Ese año, siendo director de La Noticia, trasladó a París al guerrillero Manfredo Casado Villar a quien no le permitían abandonar la embajada de México donde llevaba asilado más de un año y forzó su partida con el secuestro del hijo del diplomático.

Fue director de El Sol desde su fundación en Santiago en 1974.

En 1977 dirigió el noticiario de Radio Popular.

Desde 1979, cuando José Luis Corripio adquirió Publicaciones ¡Ahora! y aún en la emisora, asumió la dirección de la revista ¡Ahora! En 1982 lo nombraron subdirector de El Nacional, que dirigía Mario Álvarez Dugan, y en el año 1988 ocupó la dirección, hasta el presente.

El ser humano. Tan apasionado como con el periodismo lo es con la familia y durante años lo fue con las mujeres y el alcohol. A este último le dijo adiós en 1974 apadrinado por Mario Emilio Pérez, quien lo introdujo en Alcohólicos Anónimos.
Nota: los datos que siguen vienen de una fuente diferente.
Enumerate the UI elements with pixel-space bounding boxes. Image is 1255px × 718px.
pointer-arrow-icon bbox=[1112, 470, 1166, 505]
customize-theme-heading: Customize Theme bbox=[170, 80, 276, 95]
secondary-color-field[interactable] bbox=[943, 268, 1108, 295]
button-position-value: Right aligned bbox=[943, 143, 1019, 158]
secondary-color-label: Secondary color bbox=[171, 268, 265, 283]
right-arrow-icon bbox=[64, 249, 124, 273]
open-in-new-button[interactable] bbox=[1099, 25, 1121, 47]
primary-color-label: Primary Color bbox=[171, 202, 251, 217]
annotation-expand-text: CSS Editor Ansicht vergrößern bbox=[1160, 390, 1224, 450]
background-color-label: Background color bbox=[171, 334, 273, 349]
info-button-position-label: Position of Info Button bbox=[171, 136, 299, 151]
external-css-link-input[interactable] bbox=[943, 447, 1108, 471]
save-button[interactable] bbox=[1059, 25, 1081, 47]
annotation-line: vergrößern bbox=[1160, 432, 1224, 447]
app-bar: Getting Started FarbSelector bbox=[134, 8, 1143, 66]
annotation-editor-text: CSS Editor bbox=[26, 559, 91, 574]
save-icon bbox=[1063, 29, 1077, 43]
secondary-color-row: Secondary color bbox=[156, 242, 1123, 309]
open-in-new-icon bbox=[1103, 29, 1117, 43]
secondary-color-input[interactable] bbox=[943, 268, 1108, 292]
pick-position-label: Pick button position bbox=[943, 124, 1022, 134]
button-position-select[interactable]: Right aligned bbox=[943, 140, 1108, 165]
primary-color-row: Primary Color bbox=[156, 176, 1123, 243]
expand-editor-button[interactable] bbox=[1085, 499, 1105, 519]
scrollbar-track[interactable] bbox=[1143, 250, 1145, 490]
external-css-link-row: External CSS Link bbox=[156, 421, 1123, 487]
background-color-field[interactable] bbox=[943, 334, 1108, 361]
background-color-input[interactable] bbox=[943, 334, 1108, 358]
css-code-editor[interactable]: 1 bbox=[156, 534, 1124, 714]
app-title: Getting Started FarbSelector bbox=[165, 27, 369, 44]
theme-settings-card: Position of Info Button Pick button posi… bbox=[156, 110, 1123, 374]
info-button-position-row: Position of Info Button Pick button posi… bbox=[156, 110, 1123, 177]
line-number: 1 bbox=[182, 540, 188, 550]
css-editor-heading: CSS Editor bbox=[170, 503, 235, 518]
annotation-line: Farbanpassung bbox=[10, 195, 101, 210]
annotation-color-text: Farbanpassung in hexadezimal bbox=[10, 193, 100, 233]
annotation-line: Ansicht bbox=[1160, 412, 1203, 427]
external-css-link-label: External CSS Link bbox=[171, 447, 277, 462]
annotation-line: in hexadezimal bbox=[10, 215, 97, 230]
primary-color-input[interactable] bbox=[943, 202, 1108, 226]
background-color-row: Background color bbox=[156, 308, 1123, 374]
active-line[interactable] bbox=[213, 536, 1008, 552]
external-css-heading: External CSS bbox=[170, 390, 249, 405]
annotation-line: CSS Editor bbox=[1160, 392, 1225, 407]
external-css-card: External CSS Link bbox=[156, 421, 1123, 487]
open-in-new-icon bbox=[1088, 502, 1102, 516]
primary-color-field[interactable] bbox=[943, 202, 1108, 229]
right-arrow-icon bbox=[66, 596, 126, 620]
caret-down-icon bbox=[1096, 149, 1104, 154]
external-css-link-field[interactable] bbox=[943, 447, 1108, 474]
Además de su primer matrimonio con Vilma, de quien enviudó en 1966, Radhamés, que también fue piloto, estuvo casado con Mercedes Navarro y con Marcia Liz Castellanos. Su esposa actual es Cornelia Margarita Torres, autora de una amplia biografía sobre su cónyuge. Sus hijos son Radhamés y Ramón Euclides Gómez Sánchez; César Rafael Gómez Navarro, Ana Patricia y Laura Gómez Liz y Orlando y Adriana Gómez Torres. Asimismo es el padre de un considerable número de periodistas que aprendieron con él a enfrentar los riesgos de ser reportero, el arte de escribir y de rastrear la noticia.

Nacido el 14 de diciembre de 1927, Radhamés es el hermano de Euclides, Danae, Ileana, Pastora y Teresita.

Es ocurrente, solidario, sensible ante el dolor ajeno, cumplidor en extremo con su trabajo.

Ha tratado a todos los presidentes dominicanos desde Trujillo, a políticos, dictadores extranjeros, expedicionarios antitrujillistas que sobrevivieron a la barbarie del régimen o a víctimas en desgracia de la dictadura. Porque a él le asignaban las entrevistas y los hechos de trascendencia. Es que ayer como hoy, y pese a sus posiciones ejecutivas, Radhamés Gómez Pepín siempre será el reportero estrella.